Il étudie également des personnalités qui par leur génie et leur création ont offert à l’humanité un bien plus fort que la barrière des nationalités. Un projet qu’il baptiste les Architectes (ou Bâtisseurs) du monde. Ce sont des portraits à la fois littéraires et psychologiques que Zweig brosse en comparant trois sujets au sein d’un même essai. Dostoïevski, Balzac et Dickens sont des constructeurs ; Stendhal, Casanova et Tolstoï sont des introspectifs qui ont analysé eux-mêmes les abîmes de leur personnalité. Le triptyque le plus saisissant reste celui de Kleist, Hölderlin et Nietzsche, qui sont dominés par ce que Zweig appelle le « démonisme » : ils portent en eux une force destructrice. Luttant contre leur part sombre, ils ont tous produit une œuvre puissante. Fasciné par ces écrivains maudits, Zweig possède lui-même ce « démonisme ».
La nouvelle, écrin de spn expression littéraire
Les nouvelles de Zweig s’inscrivent dans une irréalité brumeuse qui se rapproche de l’universalité, tout est flou et intemporel. Elle lui permet d’explorer les replis obscurs des émotions, de débusquer les sentiments les plus inavouables (La Confusion des sentiments). Les personnages et les situations ne sortent pas de l’ordinaire ; le spectaculaire vient des renversements psychologiques.

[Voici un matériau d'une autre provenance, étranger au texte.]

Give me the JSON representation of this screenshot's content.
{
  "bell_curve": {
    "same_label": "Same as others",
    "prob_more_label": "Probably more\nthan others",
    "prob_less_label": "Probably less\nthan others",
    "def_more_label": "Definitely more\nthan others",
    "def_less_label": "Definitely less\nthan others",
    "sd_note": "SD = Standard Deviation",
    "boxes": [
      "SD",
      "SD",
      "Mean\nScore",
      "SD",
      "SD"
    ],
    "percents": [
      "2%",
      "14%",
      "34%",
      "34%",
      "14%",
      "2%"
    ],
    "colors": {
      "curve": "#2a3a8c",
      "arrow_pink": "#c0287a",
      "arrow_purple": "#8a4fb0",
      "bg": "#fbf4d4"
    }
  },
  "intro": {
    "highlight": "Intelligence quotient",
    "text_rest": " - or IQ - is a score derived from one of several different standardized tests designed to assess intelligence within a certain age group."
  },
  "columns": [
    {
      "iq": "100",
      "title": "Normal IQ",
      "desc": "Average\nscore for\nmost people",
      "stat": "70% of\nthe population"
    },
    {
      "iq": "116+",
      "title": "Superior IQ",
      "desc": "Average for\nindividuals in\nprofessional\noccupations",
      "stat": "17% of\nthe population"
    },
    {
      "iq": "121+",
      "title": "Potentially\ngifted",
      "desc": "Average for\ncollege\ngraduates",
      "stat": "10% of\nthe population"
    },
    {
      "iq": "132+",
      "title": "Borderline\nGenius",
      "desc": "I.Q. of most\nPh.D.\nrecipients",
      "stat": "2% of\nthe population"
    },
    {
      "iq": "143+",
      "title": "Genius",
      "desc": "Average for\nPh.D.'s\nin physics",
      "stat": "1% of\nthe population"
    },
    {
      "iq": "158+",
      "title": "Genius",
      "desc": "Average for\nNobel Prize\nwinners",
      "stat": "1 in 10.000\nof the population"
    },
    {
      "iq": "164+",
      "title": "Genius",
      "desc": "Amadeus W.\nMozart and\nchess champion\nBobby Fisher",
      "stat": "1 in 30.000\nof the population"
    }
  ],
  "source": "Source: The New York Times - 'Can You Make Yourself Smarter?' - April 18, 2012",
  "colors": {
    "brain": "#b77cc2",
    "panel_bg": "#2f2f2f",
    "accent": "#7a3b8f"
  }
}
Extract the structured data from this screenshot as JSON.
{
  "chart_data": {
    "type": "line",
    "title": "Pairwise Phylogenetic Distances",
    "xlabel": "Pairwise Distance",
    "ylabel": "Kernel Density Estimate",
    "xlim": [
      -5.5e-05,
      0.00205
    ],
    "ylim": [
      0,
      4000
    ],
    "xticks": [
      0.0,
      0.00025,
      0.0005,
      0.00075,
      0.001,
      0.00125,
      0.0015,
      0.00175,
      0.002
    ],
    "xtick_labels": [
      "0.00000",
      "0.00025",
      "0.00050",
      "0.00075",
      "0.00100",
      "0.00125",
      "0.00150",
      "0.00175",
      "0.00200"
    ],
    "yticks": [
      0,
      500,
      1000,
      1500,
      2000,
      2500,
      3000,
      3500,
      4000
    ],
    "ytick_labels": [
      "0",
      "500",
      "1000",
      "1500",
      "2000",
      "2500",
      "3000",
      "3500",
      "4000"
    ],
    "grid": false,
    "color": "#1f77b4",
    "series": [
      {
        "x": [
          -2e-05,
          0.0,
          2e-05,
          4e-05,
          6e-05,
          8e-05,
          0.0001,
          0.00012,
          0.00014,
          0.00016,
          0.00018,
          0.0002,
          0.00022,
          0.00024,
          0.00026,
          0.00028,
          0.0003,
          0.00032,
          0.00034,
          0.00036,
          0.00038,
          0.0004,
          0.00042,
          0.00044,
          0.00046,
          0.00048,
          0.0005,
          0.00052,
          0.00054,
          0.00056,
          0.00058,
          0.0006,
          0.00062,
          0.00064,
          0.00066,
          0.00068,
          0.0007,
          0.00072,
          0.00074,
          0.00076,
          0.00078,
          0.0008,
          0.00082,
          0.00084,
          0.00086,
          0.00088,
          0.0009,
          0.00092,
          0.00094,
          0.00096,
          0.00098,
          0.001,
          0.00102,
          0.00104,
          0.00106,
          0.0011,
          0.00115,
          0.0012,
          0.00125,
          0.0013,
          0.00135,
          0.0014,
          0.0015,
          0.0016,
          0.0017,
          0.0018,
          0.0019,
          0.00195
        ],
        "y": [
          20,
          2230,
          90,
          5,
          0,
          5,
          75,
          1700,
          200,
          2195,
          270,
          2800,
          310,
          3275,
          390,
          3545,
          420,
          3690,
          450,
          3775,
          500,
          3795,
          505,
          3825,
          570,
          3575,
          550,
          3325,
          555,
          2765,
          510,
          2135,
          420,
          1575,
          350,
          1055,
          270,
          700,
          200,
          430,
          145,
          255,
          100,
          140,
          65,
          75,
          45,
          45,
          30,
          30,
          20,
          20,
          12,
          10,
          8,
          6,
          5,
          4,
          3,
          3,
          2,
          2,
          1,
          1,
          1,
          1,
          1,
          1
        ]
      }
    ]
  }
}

La nouvelle convient mieux à Zweig que le roman : il écrit, puis il condense, il épure. Son écriture s’épanouit paradoxalement dans sa concision, car son style reste recherché et volubile, toujours dans la suggestion grâce à la multiplication des métaphores. Il réussit à conserver toute la substance d’un roman dans un court récit, sans qu’elle perde en efficacité. L’intensité est décuplée par l’utilisation d’hyperboles, de superlatifs et de répétitions. Le rythme est haletant, presque oppressant, grâce à une ponctuation savamment étudiée. On est au plus près de la fébrilité et des spasmes des protagonistes, de leurs sensations immédiates.

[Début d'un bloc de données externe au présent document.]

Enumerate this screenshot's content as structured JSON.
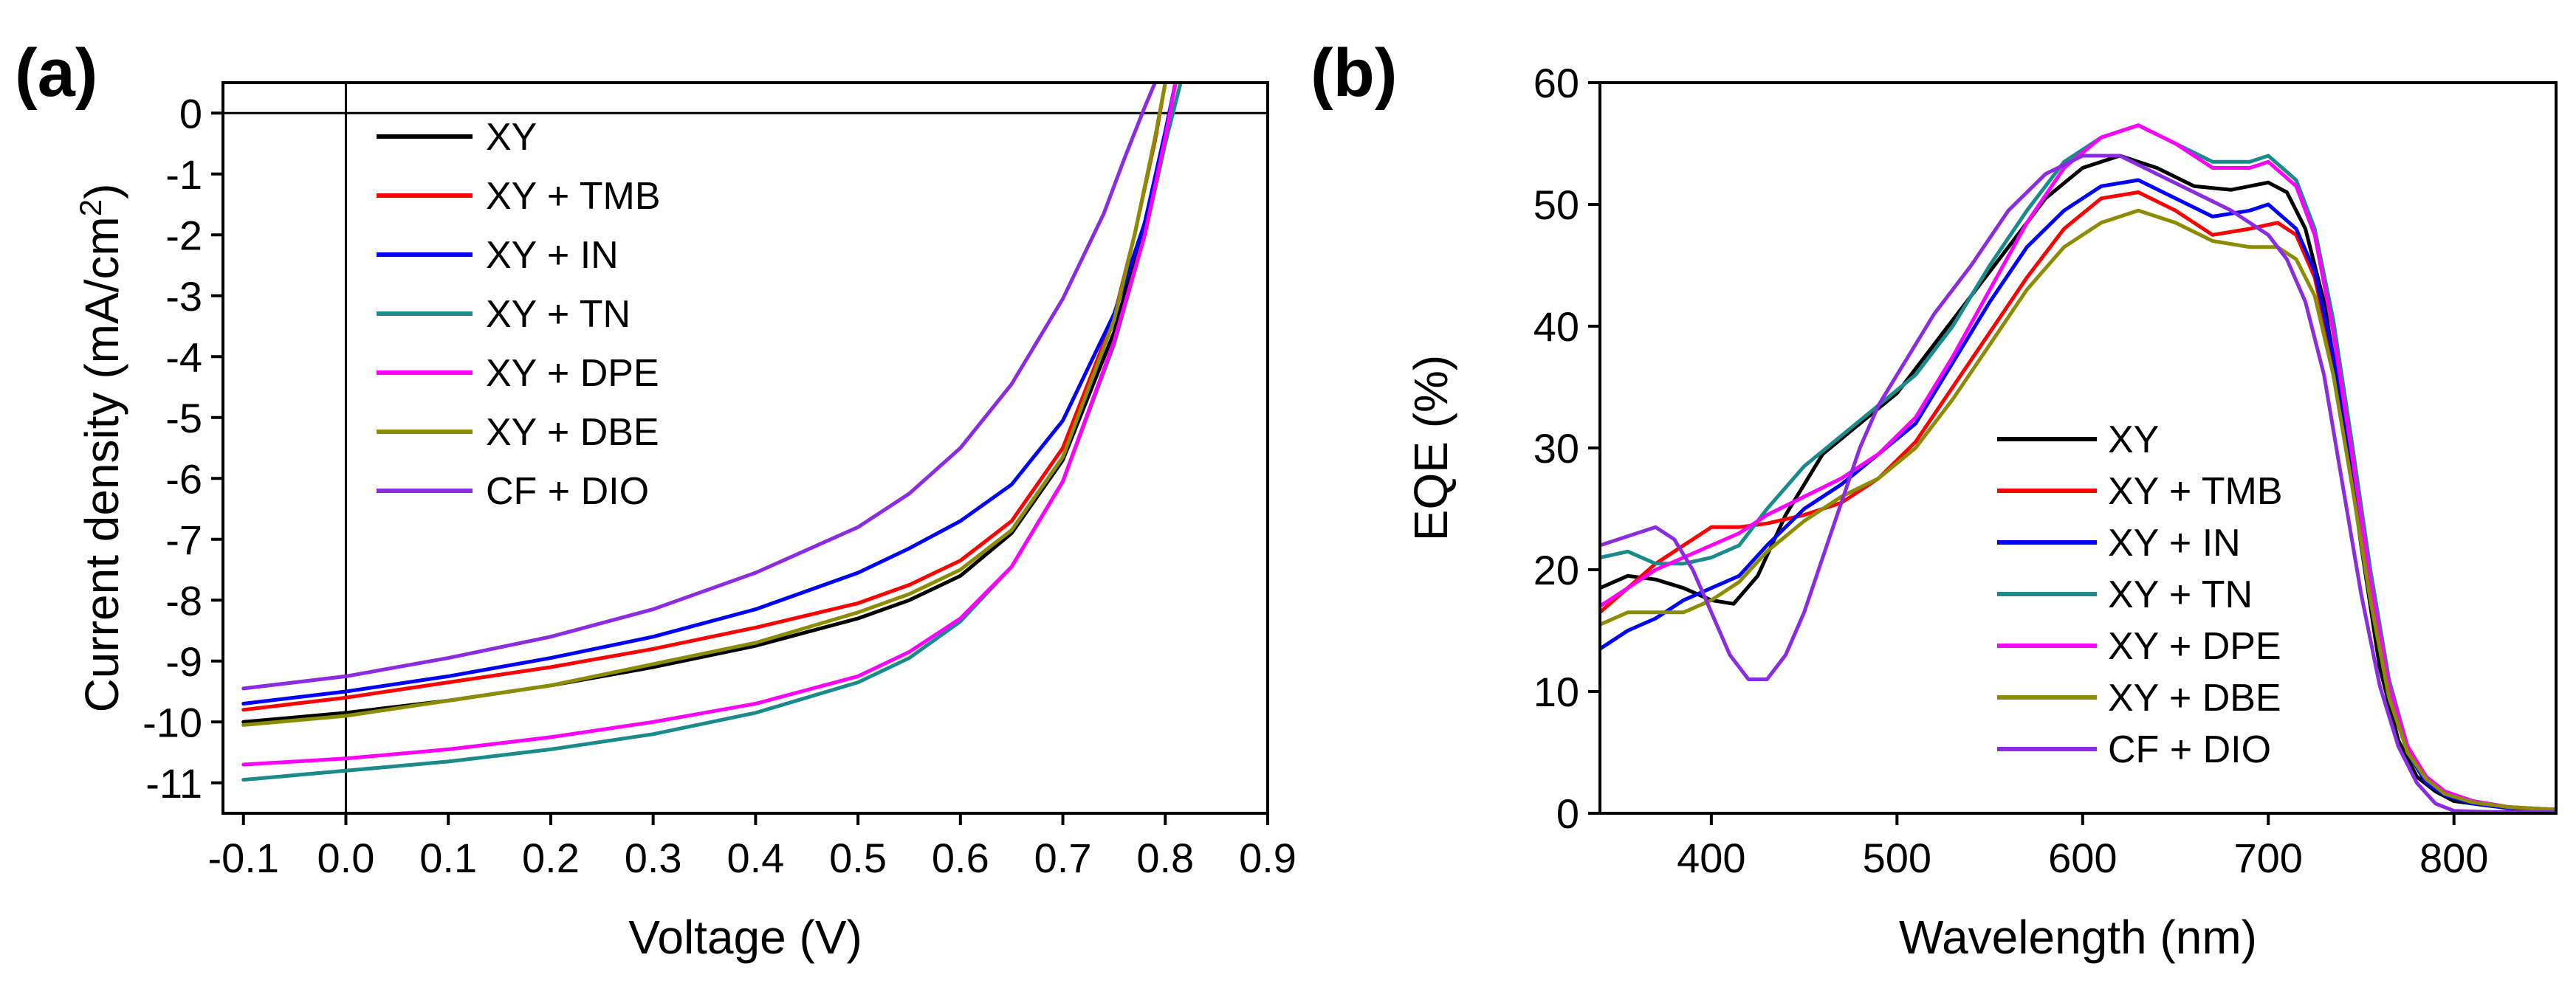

La passion est le fil conducteur de l’œuvre de Zweig. Toujours destructrice, elle fait irruption dans une vie ordinaire et dévaste tout sur son passage. Les personnages deviennent la proie de l’irrationnel et de l’obscurité. C’est tout un bouillonnement intérieur, un dédale émotionnel qui va souvent jusqu’à la névrose ou l’autodestruction.
L’autre tourment des personnages, c’est le poids du secret (La Peur). Porteurs de drames, ils éprouvent le besoin de raconter leur expérience, dans une démarche presque psychanalytique. Pour cela, Zweig recourt à la technique du récit dans le récit, ou enchâssé via, par exemple, une lettre ou un texte lus après la disparition de leur auteur (Lettre d’une inconnue, La Nuit fantastique) ou une confession à un inconnu (Amok, Vingt-quatre heures de la vie d’une femme). Dans le cas d’Amok, la situation, un bateau voguant en pleine mer la nuit, crée une atmosphère presque irréelle qui facilite l’épanchement du protagoniste. Les récits se déroulent le plus souvent dans l’opacité de la nuit ou la faible lumière du crépuscule, plus favorables à la révélation des secrets. Pourtant, si ces confessions sont nécessaires, elles ne soulagent pas, elles ne résolvent rien. La fin est souvent dramatique (suicides dans Amok, Vingt-quatre heures de la vie d’une femme, mort dans La Nuit fantastique) et la morale pessimiste.